I am working on validating my commenting script, and I need to strip down all non-alphanumeric chars except those used in Western Europe.
My plan is to regex out all non-alphanumeric characters with:
preg_replace("/[^A-Za-z0-9 ]/", '', $string);
But that so far strips out all European characters and a £ sign, so "Café Rouge" becomes "Caf Rouge".
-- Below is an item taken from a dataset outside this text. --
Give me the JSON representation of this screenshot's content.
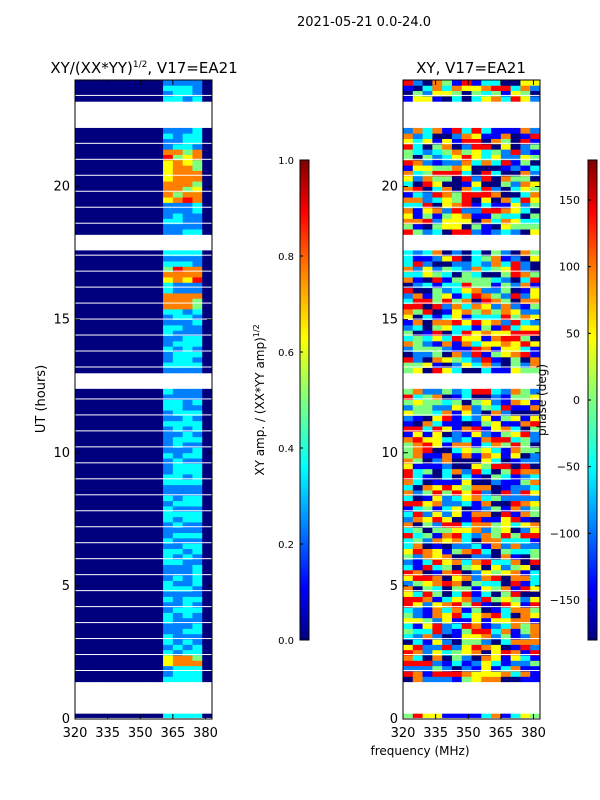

How can I add an array of Euro chars to the above regex.
The array is:
£, €,
á, à, â, ä, æ, ã, å,
è, é, ê, ë,
î, ï, í, ì,
ô, ö, ò, ó, ø, õ,
û, ü, ù, ú,
ÿ,
ñ,
ß
I use UTF-8
SOLUTION:
$comment = preg_replace('/[^\p{Latin}\d\s\p{P}]/u', '', $comment);
and
$name = preg_replace('/[^\p{Latin}]/u', '', $name);
$name aslo removes punctuation marks and spaces
Thanks for quick replies
The important part is the
/u
flag. Make sure your source code and$string
are UTF-8 encoded.I still think it's the wrong approach, because it severely limits what your users can enter and it will annoy some, but whatever floats your boat... BTW, your list contains no punctuation characters.